Ending many weeks of speculation and sure to be a disappointment to privacy groups, the US FTC has cleared the way for Google to acquire DoubleClick for $3.1 billion. The European Commission now has to clear the deal or it won’t go through. The EU regulatory body has until April 2, 2008 to make its decision. The Europeans are tougher on these sorts of deals but the FTC approval will put some pressure on the Europeans to bless the acquisition.

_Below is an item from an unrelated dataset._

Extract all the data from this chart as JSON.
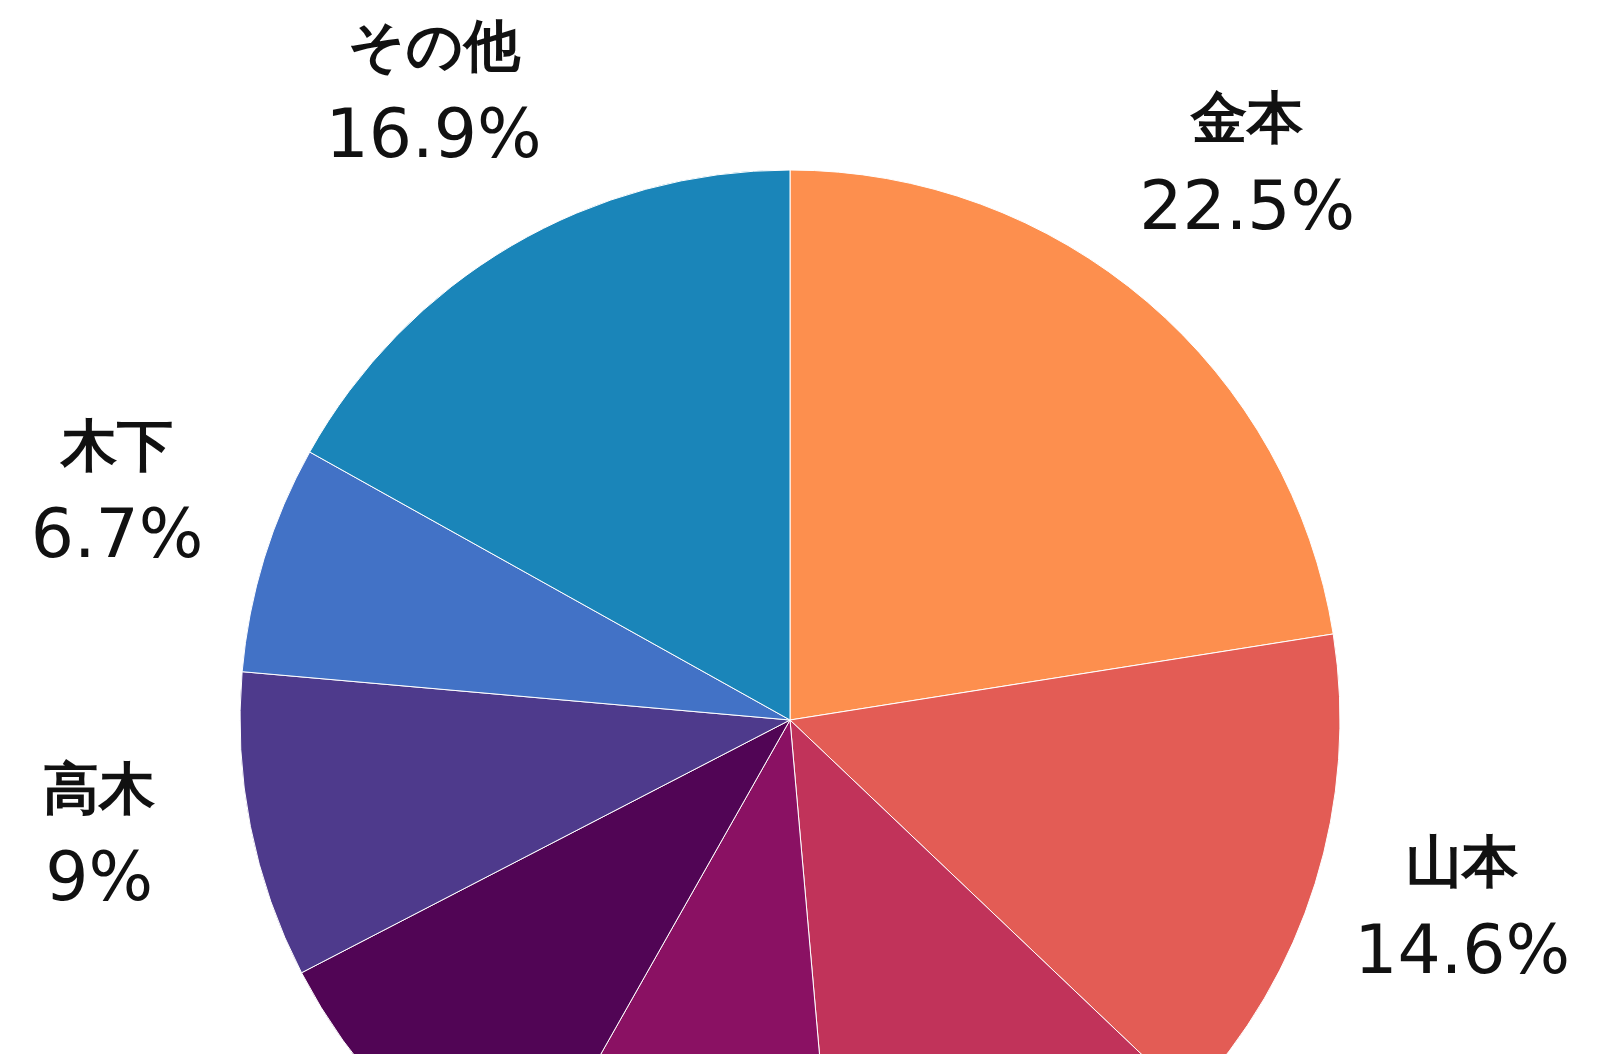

While privacy groups on both sides of the Atlantic have vigorously opposed the deal, privacy is not a legally relevant consideration in the antitrust analysis. As the FTC correctly points out:
Although interested parties have raised concerns about the proposed acquisition’s impact on consumer privacy, the Commission observed that such issues are “not unique to Google and DoubleClick,” and “extend to the entire online advertising marketplace.” The Commissioners further wrote that “as the sole purpose of federal antitrust review of mergers and acquisitions is to identify and remedy transactions that harm competition,” the FTC lacks the legal authority to block the transaction on grounds, or require conditions to this transaction, that do not relate to antitrust. Adding, however, that it takes consumer privacy issues very seriously, the Commission cross-referenced its release of a set of proposed behavioral marketing principles that were also announced today.
The European Commission said it will hold hearings on the privacy dimensions of the deal, however. I would guess that the Europeans will force Google to take some concrete measures on privacy as a condition of approving the deal, if it is to be approved.